Electron-induced CO2 and hydrocarbon sputtering of functionalized hydrocarbons in icy planetary analogs

TL;DR

This study investigates how electron-induced sputtering of organic molecules in icy planetary analogs produces CO2, revealing that acid-functionalized organics generate significantly more CO2, especially at higher temperatures, impacting our understanding of Europa's surface chemistry.

Contribution

It provides new insights into how functional groups in organic molecules influence CO2 production during sputtering, highlighting the role of acid groups in volatile release on icy planetary surfaces.

Findings

Acid-functionalized organics produce over 10x more CO2 than non-functionalized molecules.

CO2 production increases with temperature, being highest at 100-120 K.

Carboxylic acid groups significantly enhance volatile ejection in sputtering processes.

Abstract

CO2 has been detected in both the tenuous exosphere and surface chaos regions of Europa, but it is still unclear whether this CO2 is generated in situ by radiolysis or whether it is directly delivered by the ocean.
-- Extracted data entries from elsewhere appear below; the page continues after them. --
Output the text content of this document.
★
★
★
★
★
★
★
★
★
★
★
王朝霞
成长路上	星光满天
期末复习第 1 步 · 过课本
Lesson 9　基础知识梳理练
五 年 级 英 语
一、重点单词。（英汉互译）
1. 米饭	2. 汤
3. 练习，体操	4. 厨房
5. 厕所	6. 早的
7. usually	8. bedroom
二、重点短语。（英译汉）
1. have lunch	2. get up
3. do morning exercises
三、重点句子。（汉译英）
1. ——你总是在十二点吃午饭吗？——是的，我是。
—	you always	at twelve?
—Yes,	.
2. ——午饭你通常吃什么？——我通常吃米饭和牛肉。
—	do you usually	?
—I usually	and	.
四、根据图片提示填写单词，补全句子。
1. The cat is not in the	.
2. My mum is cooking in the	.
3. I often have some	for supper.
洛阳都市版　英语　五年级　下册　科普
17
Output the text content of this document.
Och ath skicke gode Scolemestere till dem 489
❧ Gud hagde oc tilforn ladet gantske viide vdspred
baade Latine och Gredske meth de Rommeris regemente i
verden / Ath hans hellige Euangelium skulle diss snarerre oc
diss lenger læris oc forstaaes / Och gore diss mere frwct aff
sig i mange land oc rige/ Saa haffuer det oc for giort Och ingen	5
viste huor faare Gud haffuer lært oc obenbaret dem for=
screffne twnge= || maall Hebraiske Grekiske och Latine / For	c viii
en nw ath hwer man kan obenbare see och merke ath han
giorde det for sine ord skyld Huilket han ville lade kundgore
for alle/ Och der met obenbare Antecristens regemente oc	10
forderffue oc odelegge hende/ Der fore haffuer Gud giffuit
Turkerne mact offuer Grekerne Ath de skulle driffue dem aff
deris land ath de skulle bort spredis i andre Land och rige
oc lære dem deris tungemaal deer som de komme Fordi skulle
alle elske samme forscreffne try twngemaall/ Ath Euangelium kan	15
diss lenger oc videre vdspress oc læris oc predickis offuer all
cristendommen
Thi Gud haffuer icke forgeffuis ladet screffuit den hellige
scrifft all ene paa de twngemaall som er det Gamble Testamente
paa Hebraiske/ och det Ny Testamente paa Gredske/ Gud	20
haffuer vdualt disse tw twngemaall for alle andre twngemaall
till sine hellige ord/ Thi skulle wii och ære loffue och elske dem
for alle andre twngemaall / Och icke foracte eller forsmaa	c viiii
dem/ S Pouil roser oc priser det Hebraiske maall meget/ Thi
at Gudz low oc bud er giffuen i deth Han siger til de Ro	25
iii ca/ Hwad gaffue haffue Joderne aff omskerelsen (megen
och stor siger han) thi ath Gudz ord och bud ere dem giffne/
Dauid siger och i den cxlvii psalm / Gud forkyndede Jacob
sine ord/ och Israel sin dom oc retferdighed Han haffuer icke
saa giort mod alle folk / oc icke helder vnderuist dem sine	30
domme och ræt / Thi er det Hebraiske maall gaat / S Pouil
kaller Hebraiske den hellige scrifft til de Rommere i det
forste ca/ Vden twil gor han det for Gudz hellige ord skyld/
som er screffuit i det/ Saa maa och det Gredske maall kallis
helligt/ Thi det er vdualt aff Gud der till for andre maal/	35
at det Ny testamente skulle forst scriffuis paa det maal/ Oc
In this work, we study the radiolysis pathway, and explore the possibility that organics upwelled from the subsurface oceans could be contributing to this signature on the surface and in the exosphere. Specifically, we report here on the evolution of carbon-containing byproducts generated by electron-induced sputtering of organics with different functional groups -- hexanoic acid, hexanol, and hexane -- in water ice. We found that, upon electron irradiation in vacuum, the acid-functionalized molecules generated a factor of over 10x more CO2 than either the non-functionalized or alcohol-functionalized molecules, but that all three species produced CO2 to some extent. The amount of CO2 produced was found to depend upon temperature. CO2 was the dominant product for ices at 100 K and 120 K, and production of CO2 was 3x higher at 100 and 120 K than at 80 K. Sputtering of long chain molecules such as pentane was a factor of 100x higher in the hexanoic acid-containing ice than in the hexane/hexanol ice, suggesting that organics with carboxylic acid (COOH) functional groups may be also more likely to produce volatile species that can be ejected into the exosphere.